The action follows two independent though related storylines, headed by two independent point of view characters, Tony Morgan--hard-bitten Sam Spade type, and Daisy Walker, a tougher than she seems dame who works at (no less than) the Arkham University library.  Both of them are independently involved in a manhunt--Morgan because he's hired to and Daisy because her finishing school chum and former room-mate is kinda sorta engaged to him.  A lot of rather predictable Lovecraftian elements are involved--sorcerers, cults, weird books and artifacts, the opening of a gate to another dimension, etc.  But they're rather deftly woven together to craft a story that sparks of a more involved and involving intrigue than your typical actual Lovecraft story would.  And if the elements are familiar, it's long been my opinion that that's part of what many Lovecraft fans come to the party for anyway--without the tour-guide like author pointing out familiar Lovecraftian elements, they'd feel somewhat cheated, I think.
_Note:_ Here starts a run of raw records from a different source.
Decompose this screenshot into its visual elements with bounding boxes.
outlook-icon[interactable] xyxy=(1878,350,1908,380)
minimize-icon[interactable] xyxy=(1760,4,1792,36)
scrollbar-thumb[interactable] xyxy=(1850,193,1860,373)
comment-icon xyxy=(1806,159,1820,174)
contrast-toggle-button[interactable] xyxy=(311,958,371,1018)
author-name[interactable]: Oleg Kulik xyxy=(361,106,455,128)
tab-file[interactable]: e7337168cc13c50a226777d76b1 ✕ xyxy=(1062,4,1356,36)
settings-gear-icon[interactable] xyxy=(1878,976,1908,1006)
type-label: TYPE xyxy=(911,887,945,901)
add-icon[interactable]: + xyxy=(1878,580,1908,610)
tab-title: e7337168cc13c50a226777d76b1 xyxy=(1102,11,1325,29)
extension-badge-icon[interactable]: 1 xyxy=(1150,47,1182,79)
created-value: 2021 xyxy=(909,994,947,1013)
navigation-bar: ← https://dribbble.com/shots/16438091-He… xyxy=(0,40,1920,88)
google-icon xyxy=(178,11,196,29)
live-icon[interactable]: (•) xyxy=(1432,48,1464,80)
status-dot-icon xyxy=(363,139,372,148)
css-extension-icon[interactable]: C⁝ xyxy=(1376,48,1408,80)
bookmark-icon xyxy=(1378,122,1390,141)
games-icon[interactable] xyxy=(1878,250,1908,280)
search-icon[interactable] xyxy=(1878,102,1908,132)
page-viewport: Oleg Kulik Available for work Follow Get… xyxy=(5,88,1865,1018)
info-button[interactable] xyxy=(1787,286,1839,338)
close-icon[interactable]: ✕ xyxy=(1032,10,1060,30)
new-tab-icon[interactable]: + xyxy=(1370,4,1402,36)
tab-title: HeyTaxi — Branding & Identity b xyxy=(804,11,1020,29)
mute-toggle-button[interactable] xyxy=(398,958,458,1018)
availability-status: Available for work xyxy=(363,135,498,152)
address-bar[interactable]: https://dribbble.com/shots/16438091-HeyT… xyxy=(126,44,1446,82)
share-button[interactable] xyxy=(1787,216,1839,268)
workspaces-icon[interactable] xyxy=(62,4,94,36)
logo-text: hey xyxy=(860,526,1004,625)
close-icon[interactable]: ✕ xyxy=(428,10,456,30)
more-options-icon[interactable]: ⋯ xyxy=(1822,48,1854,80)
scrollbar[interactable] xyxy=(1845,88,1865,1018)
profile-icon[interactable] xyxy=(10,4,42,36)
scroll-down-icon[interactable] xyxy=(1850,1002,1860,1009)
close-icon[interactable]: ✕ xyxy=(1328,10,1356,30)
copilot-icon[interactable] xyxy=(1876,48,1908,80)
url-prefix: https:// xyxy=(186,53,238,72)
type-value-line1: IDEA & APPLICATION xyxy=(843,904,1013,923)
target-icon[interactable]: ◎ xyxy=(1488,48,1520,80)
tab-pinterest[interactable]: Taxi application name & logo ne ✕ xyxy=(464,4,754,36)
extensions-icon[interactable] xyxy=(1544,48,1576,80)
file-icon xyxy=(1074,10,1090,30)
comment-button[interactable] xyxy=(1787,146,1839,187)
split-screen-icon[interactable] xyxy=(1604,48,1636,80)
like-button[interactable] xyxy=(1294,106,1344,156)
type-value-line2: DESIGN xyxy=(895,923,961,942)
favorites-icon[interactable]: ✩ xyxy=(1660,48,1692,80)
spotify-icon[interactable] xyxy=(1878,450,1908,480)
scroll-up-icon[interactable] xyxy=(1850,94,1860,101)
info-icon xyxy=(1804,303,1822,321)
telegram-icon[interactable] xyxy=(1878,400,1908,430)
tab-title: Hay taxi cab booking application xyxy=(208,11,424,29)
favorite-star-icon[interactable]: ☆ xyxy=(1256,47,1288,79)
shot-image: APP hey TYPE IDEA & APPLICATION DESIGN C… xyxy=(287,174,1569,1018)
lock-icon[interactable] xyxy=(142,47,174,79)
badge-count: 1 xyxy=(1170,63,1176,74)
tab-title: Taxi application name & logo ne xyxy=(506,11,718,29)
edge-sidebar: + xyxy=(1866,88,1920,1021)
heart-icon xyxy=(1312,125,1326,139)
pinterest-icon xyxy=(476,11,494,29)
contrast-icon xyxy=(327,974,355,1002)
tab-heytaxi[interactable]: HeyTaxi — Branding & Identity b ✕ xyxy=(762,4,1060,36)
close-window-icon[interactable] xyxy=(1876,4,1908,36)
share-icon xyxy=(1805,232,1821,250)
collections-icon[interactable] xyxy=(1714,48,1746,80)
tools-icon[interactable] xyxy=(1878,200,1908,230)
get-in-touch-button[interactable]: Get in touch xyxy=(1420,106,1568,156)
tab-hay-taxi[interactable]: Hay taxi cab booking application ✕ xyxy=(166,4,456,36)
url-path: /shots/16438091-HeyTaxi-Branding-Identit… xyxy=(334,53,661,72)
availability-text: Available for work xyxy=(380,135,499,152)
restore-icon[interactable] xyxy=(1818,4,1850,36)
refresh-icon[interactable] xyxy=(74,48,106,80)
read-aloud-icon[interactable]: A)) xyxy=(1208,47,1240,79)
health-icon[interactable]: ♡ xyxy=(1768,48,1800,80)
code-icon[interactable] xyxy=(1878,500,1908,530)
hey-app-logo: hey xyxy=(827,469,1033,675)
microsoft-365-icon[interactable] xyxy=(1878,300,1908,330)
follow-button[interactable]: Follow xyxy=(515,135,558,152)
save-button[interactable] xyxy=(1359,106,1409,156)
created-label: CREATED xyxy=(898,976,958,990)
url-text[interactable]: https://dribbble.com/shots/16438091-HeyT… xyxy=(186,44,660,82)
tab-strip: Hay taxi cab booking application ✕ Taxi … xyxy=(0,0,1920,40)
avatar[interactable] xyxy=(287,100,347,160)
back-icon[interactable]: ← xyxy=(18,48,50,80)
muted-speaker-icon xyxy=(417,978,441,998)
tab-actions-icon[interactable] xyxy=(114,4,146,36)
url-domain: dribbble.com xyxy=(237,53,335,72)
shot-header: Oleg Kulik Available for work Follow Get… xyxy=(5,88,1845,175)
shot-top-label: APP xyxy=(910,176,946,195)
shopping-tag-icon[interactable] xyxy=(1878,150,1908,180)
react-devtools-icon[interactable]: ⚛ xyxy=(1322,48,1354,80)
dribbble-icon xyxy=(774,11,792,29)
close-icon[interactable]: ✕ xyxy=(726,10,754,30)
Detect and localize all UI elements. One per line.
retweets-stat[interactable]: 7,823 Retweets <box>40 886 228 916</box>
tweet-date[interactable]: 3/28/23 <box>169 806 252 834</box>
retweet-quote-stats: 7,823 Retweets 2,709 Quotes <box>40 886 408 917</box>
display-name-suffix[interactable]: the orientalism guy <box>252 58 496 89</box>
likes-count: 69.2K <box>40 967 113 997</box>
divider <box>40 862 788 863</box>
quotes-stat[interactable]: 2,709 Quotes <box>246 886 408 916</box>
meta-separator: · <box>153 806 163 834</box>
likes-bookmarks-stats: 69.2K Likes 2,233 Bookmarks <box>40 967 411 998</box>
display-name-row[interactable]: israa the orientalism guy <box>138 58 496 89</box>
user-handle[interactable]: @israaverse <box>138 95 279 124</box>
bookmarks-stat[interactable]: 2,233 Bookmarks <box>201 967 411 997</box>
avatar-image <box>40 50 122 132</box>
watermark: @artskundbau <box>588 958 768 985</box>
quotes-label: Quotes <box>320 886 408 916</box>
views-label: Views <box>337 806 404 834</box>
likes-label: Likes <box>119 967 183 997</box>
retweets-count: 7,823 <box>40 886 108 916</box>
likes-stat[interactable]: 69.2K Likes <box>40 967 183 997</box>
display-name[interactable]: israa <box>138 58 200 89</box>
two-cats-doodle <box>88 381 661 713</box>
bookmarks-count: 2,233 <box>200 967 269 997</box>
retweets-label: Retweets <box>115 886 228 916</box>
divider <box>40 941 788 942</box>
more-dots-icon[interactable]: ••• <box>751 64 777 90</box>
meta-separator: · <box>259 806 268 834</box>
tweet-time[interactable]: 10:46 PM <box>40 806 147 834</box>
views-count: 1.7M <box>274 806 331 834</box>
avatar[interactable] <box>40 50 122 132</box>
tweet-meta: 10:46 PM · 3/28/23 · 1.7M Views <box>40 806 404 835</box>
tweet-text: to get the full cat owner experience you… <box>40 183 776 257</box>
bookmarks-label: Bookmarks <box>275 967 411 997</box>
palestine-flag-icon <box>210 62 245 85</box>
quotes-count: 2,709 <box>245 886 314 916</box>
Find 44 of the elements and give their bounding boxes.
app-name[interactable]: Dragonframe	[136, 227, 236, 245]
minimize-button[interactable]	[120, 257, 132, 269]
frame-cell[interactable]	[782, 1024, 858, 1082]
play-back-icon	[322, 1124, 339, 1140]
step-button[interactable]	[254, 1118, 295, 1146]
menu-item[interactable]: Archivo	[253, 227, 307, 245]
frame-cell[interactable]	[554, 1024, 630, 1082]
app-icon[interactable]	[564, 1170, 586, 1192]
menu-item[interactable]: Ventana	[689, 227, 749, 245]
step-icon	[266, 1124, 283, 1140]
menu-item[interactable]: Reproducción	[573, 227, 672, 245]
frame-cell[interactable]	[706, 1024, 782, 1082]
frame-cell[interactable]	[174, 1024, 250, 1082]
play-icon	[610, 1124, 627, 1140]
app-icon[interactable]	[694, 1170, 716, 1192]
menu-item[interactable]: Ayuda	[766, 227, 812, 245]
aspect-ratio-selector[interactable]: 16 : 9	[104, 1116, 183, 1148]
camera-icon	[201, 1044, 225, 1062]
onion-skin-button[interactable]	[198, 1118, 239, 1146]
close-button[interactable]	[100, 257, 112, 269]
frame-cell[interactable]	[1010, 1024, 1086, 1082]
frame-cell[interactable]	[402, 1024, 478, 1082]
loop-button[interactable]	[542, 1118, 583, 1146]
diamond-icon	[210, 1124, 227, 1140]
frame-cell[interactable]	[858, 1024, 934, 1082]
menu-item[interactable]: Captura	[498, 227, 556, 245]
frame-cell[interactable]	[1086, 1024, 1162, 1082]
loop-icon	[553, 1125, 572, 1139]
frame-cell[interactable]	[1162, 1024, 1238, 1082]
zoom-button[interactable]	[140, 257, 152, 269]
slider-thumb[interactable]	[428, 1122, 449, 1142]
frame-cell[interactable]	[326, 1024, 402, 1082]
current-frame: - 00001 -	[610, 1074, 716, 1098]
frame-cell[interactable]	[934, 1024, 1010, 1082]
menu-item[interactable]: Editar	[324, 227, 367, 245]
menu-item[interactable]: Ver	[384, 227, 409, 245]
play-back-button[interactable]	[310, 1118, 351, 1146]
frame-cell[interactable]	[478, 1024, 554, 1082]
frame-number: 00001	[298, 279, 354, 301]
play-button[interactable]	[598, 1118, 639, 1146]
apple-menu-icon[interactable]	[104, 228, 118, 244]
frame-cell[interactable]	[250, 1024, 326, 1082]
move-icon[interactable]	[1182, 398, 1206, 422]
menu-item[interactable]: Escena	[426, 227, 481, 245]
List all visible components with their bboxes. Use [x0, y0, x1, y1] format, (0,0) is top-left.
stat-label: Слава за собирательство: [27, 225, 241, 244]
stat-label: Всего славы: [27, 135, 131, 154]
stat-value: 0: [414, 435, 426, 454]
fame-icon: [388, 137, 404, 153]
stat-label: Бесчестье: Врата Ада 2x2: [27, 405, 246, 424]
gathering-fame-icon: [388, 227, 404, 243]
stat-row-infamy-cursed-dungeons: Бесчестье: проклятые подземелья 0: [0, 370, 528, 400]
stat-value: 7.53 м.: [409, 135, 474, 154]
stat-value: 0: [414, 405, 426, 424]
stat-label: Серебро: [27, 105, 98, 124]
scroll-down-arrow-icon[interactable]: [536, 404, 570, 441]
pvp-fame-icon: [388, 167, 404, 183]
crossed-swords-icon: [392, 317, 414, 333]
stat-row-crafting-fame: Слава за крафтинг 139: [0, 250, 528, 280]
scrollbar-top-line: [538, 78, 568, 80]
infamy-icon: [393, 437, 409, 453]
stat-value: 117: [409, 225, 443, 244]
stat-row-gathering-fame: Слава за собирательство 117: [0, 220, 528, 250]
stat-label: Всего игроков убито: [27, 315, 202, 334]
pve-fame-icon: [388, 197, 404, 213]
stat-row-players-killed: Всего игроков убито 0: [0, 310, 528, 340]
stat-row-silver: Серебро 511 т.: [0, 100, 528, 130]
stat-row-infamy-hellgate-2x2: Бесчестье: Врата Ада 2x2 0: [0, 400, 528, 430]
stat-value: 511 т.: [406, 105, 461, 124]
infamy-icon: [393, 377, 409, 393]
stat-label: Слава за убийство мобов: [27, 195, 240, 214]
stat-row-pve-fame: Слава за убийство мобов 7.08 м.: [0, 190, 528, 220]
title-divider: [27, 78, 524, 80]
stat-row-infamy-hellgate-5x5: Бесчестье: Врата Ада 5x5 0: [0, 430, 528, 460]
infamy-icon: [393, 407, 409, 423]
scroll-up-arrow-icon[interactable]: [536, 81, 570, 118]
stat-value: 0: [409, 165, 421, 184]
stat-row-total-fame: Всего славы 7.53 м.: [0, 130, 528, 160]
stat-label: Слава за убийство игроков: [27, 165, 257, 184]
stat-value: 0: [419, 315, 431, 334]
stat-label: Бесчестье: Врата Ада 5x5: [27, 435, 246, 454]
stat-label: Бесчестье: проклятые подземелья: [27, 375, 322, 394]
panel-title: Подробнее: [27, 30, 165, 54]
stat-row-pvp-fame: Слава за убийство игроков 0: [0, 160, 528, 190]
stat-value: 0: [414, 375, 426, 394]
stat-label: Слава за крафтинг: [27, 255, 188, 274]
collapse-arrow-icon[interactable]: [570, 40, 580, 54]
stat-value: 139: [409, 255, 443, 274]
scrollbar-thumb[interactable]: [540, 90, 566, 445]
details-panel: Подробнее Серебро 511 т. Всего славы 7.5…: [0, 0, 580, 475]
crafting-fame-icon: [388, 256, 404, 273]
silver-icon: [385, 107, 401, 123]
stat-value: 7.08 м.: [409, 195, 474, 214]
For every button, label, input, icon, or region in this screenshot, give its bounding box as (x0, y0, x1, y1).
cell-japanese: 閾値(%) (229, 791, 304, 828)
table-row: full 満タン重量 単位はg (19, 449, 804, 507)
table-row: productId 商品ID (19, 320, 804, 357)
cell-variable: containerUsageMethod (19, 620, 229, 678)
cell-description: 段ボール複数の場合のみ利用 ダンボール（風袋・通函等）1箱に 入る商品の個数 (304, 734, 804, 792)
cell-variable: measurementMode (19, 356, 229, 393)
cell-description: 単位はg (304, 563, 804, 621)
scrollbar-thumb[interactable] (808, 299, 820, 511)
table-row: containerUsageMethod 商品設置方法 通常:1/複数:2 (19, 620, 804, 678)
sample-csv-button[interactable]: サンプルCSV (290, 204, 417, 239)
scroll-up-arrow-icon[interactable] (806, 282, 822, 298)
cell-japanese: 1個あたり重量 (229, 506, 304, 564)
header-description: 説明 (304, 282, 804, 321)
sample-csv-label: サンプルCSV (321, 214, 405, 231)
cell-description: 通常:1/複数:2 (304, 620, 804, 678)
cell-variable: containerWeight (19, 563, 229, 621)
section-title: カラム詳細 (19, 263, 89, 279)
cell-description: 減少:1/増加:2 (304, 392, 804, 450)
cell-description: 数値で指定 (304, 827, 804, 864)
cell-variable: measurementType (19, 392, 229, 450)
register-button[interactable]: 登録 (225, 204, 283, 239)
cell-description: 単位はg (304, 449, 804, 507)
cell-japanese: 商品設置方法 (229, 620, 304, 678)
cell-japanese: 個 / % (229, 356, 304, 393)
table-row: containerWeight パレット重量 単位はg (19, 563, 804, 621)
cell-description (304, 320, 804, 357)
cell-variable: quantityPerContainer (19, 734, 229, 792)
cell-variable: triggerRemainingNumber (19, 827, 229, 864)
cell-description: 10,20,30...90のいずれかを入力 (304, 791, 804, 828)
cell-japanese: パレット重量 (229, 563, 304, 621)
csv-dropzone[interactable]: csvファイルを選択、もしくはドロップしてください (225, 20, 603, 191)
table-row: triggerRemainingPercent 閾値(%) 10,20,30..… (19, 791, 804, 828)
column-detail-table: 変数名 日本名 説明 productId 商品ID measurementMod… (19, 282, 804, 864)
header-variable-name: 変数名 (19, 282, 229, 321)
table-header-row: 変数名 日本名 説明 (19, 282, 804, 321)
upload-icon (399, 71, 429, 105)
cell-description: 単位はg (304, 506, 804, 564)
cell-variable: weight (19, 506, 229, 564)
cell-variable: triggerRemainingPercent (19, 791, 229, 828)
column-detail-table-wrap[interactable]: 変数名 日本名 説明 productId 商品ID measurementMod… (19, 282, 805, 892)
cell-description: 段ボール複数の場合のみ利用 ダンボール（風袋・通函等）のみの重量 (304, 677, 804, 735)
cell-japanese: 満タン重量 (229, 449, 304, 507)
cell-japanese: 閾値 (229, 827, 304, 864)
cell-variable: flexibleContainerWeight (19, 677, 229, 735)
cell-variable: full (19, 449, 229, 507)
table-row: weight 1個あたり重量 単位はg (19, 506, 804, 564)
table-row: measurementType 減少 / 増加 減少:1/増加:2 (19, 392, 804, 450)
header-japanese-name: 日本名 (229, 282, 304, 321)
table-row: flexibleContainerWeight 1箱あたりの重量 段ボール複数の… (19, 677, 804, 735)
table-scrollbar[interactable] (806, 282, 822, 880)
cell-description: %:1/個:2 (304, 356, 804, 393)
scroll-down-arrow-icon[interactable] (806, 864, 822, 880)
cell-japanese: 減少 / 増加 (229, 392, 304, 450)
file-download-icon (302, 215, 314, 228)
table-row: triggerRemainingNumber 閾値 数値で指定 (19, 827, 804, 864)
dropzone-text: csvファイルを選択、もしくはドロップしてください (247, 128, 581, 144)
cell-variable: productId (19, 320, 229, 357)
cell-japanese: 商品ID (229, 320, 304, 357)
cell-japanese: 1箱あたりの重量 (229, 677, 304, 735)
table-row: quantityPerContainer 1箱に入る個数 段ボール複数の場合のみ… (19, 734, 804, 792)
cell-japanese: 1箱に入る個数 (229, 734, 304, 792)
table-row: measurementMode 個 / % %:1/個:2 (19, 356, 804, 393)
The hints of weirdness early on are not particularly subtle.  If the rule of good fiction writing is to show rather than to tell, Bligh fails in the first act of the book.  Apparently eager for us to know right away that this is a Lovecraftian horror story, his somewhat ham-handed "look, guys, this is really scary--I promise" moments at the beginning don't really have the desired effect.  Luckily, they peeter out after a short while, and the book hits its stride.  In spite of my initial scepticism, I ended up quite enjoying the novel and wishing that I didn't have to now wait around for the rest of the trilogy to come out.

That said... I do.  So, rather than starting the other Arkham Horror trilogy, I'm going to sit on it for a little while and have a look at some other books in my lengthy "own but haven't yet read" list--starting will fellow Michigan resident Jim Hines' The Stepsister Scheme, which bills itself as a kind of fairytale meets Charlie's Angels with Sleeping Beauy, Snow White and Cinderella as the main characters.  Although Hines is more well known for his (I haven't read them; I'm going on reports here) goblin books, which are outright parodies or comedies at least, this series purports to play things fairly straight and in fact delve a bit into the darkest versions of the fairytales that are out there, along with references to mutilation, rape, cannibalism, and more.  Which seems to be all the rage these days when referring to fairytales anymore.  We'll see how I like it.  If I do, there's three more where it came from so far.